The effectiveness of Trump’s daily effort to discredit Mueller and to use the deeds of Strzok to establish a damaging narrative in conservative media is reflected in the strong skepticism about the special counsel probe among GOP voters.
A CNN/SSRS poll published Wednesday shows that 44% of voters approve of Barr’s handling of the Mueller report and 43% are critical – with a wide partisan gap.
There is no political upside for Senate Judiciary Chairman Lindsey Graham to keep investigating Barr’s conduct or to probe Trump’s behavior in the 2016 campaign.
“I am not going to do anymore, enough already.

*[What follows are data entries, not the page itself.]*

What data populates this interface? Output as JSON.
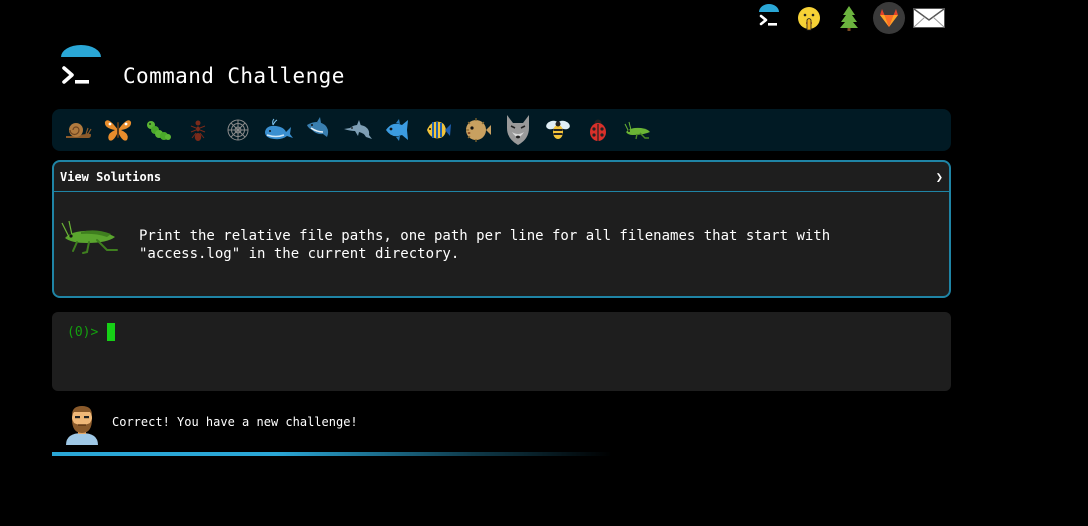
{
  "header": {
    "title": "Command Challenge",
    "logo_icon": "terminal-prompt-icon"
  },
  "top_icons": [
    "terminal-prompt-icon",
    "shushing-face-icon",
    "tree-icon",
    "gitlab-icon",
    "envelope-icon"
  ],
  "levels": [
    {
      "icon": "snail-icon"
    },
    {
      "icon": "butterfly-icon"
    },
    {
      "icon": "caterpillar-icon"
    },
    {
      "icon": "ant-icon"
    },
    {
      "icon": "spider-web-icon"
    },
    {
      "icon": "whale-icon"
    },
    {
      "icon": "shark-icon"
    },
    {
      "icon": "dolphin-icon"
    },
    {
      "icon": "fish-icon"
    },
    {
      "icon": "tropical-fish-icon"
    },
    {
      "icon": "blowfish-icon"
    },
    {
      "icon": "wolf-icon"
    },
    {
      "icon": "bee-icon"
    },
    {
      "icon": "ladybug-icon"
    },
    {
      "icon": "cricket-icon",
      "current": true
    }
  ],
  "challenge": {
    "view_solutions_label": "View Solutions",
    "toggle_glyph": "❯",
    "mascot_icon": "cricket-icon",
    "description": "Print the relative file paths, one path per line for all filenames that start with \"access.log\" in the current directory."
  },
  "terminal": {
    "prompt": "(0)>"
  },
  "feedback": {
    "avatar_icon": "bearded-man-icon",
    "message": "Correct! You have a new challenge!",
    "progress": 0.55
  },
  "colors": {
    "accent": "#1f84a5",
    "strip_bg": "#011a24",
    "panel_bg": "#1e1e1e",
    "prompt_green": "#13a10e",
    "cursor_green": "#16d016",
    "progress_blue": "#2aa7d6"
  }
}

It’s over,” the South Carolina Republican told reporters. “But I’m not going to retry the case.”
Democrats see a different reality
Befitting the achingly polarized Congress, Democrats saw an alternative reality.
They spent Wednesday telling Barr he had lied to Congress, was facilitating a corrupt President and was stifling the special counsel, who they say proved Trump had obstructed justice.
“You seem to have been the designated fall guy for this report,” said Sen. Richard Blumenthal, D-Connecticut.
Democratic Sen. Mazie Hirono of Hawaii told Barr he had joined a list of people who had sacrificed their reputations for the “grifter and liar in the Oval Office.”
“We know more about your deep involvement and trying to cover up for Donald Trump,” Hirono said. “America deserves better. You should resign.”
The administration, meanwhile, is busy ignoring a flurry of subpoenas meant to compel officials to testify or the handing over of political crown jewels like Trump’s tax returns as mandated by law.
Democrats say the White House’s resistance shows contempt for Congress, long-accepted traditions of governance and an open flouting of the Constitution.
If proved, this catalog of accusations adds up to a staggering abuse of presidential power. And Democrats have the power to do something about it – the weapon of House impeachment hearings.
While Republicans would ensure Trump survives a Senate trial, Democrats could still force vulnerable GOP senators to put their careers on the line and beckon history’s judgment to defend the President.
Yet there is no sign that they will live up to the implications of their words. Political anxiety about being perceived as overreaching by voters means they will likely continue to rhetorically indict Trump but not seek to oust him.
The CNN polls showed the impression that Democrats are taking investigations into Trump too far is growing. Thirty-eight percent of those polled thought so in March, and 44% do now. The shift is mostly among independents.
No price to pay
From Trump’s point of view, there is little reason to moderate his aggressive norm-busting leadership. There’s probably never going to be a price to pay.
Democrats in the House are certain to press on with their investigations. They will try to secure testimony from Mueller and key protagonists in the special counsel’s report like former White House counsel Don McGahn. But without the threat of impeachment, they will be limited to using the investigations to make a case to voters in 2020 of Trump’s unsuitability for a second term.
While he still has legal concerns, notably in probes into his financial empire by attorneys in New York, and the judicial branch can continue to countermand his executive actions, Trump doesn’t face an existential threat to his presidency from his political foes in Washington.
Democrats, such as House Speaker Nancy Pelosi, may be reading the political winds correctly in their reticence to move to impeachment hearings to back up the party’s serious allegations of abuse of power by Trump.
If he wins reelection, however, after escaping lasting political damage from the Mueller drama, the inquest over the Democratic failure to seriously wound a weakened presidency will go on for generations.
It is a cliche that only voters will be able to rein in Trump. But his success in evading accountability over the Mueller report suggests that only an election can stop him and that he was exaggerating only a little when he said he could stand on Fifth Avenue and shoot someone and get away with it.